Elezioni a Milano e Roma
Albertini, Moratti e Bertolaso. Il centrodestra smarrito cerca una fuga vintage
La sinistra può contare sugli uomini di apparato, dall'altra parte ci dovrebbe essere il ceto dinamico degli imprenditori. Ma da quel mondo Salvini incassa solo spallucce
Com’è noto in tutto il mondo va di moda il vintage, ragione per la quale c’è stato il rilancio del vinile e delle musicassette, degli occhiali tartarugati e dei golfini Missoni. E tutto ciò è avvenuto forse perché nel recupero dell’usato s’avverte sempre un piacevole cortocircuito tra passato e futuro. Nella moda il fenomeno è stato definito “conturbante”, nella musica è “nostalgico”. Ma in politica? Cos’è il vintage in politica? E’ quello che ci si chiede in queste ore osservando Matteo Salvini, che lunedì ha preso un caffè con Gabriele Albertini, pensando di ri-candidare a Milano il vecchio grande sindaco del 1997. E questo dopo che per mesi Salvini aveva coltivato - e senza probabilmente averci ancora rinunciato - anche l’idea alternativa di Letizia Moratti.

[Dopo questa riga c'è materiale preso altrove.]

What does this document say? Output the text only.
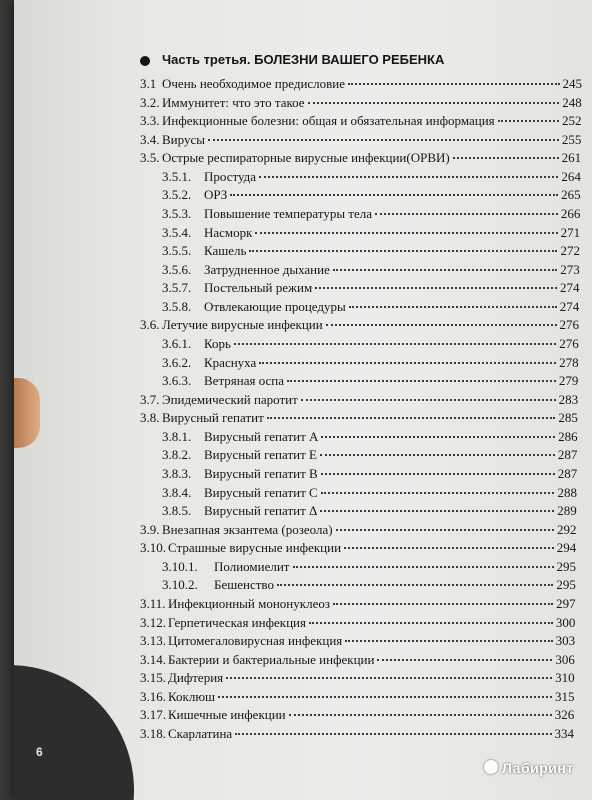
Часть третья. БОЛЕЗНИ ВАШЕГО РЕБЕНКА
3.1 Очень необходимое предисловие	245
3.2. Иммунитет: что это такое	248
3.3. Инфекционные болезни: общая и обязательная информация	252
3.4. Вирусы	255
3.5. Острые респираторные вирусные инфекции(ОРВИ)	261
3.5.1. Простуда	264
3.5.2. ОРЗ	265
3.5.3. Повышение температуры тела	266
3.5.4. Насморк	271
3.5.5. Кашель	272
3.5.6. Затрудненное дыхание	273
3.5.7. Постельный режим	274
3.5.8. Отвлекающие процедуры	274
3.6. Летучие вирусные инфекции	276
3.6.1. Корь	276
3.6.2. Краснуха	278
3.6.3. Ветряная оспа	279
3.7. Эпидемический паротит	283
3.8. Вирусный гепатит	285
3.8.1. Вирусный гепатит А	286
3.8.2. Вирусный гепатит Е	287
3.8.3. Вирусный гепатит В	287
3.8.4. Вирусный гепатит С	288
3.8.5. Вирусный гепатит Δ	289
3.9. Внезапная экзантема (розеола)	292
3.10. Страшные вирусные инфекции	294
3.10.1.	Полиомиелит	295
3.10.2.	Бешенство	295
3.11. Инфекционный мононуклеоз	297
3.12. Герпетическая инфекция	300
3.13. Цитомегаловирусная инфекция	303
3.14. Бактерии и бактериальные инфекции	306
3.15. Дифтерия	310
3.16. Коклюш	315
3.17. Кишечные инфекции	326
3.18. Скарлатина	334
6
Лабиринт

Mentre a Roma, il candidato ufficioso del centrodestra salviniano è invece il buon vecchio Guido Bertolaso, l’uomo di tutte le emergenze e di tutte le tragedie del recente passato: chi mai meglio del settantenne Bertolaso, che da vent’anni indossa l’elmetto e le scarpe grosse della protezione civile, può occuparsi di quell’immobile catastrofe chiamata Roma? Ma poiché la politica e più in generale l’amministrazione della cosa pubblica sono (o dovrebbero essere) la prefigurazione dell’avvenire (e non la riedizione dell’avvenuto) ecco che in questa tendenza al revival nelle candidature a sindaco del centrodestra emerge forse qualcosa di disfunzionale. Che merita attenzione. C’è infatti sempre qualcosa di stonato nella sconfitta del nuovo e nel rimpianto come progetto, nel “come eravamo” spacciato per strategia politica. Insomma in questa tendenza vintage c’è qualcosa che racconta delle difficoltà di Salvini e del centrodestra in generale.
La nostalgia infatti in questo caso non è una forma di marketing reazionario, non è nemmeno l’idea (non condivisibile ma comprensibile) di un paese di vecchi fatto per i vecchi e dunque necessariamente governato dai vecchi. Nel revival che Salvini vorrebbe imporre a Roma e a Milano c’è qualcosa di ben più insidioso: uno smarrimento che deriva dalla mancanza di idee e di alternative. Una forma sottile di disperazione che ci porta ben al di là del solito revival estivo con Bobby Solo e i cugini di campagna, molto oltre il cuore incollato allo specchietto retrovisore dei concerti dei Rolling Stones o di Bruce Springsteen.
La sinistra infatti ha gli uomini di apparato, e con questi se la cava, si chiamino Roberto Gualtieri o Nicola Zingaretti. Il centrodestra invece, che dovrebbe avere con sé il ceto più dinamico, quello dei lavoratori autonomi e degli imprenditori, raccoglie da quel mondo (che pure vota a destra) solo dinieghi, defezioni e scrollate di spalle. Nessuno vuole candidarsi. Le persone di valore temono la politica, avvertono il rischio di ritrovarsi in galera attraverso una delle mille strettorie che a Milano, per esempio, ha imposto la procura. E quando Salvini si avvicina rifiutano. Si ritraggono. Così non resta che il remake. L’unica alternativa agli uomini di apparato è il revival, il vintage. Con il rischio tuttavia che proprio nell’epoca della transizione digitale e del Recovery Fund una città globale come Milano cerchi l’indirizzo del mondo attraverso “Tutto Città”. Mentre nel frattempo Shanghai e Los Angeles usano GoogleMaps.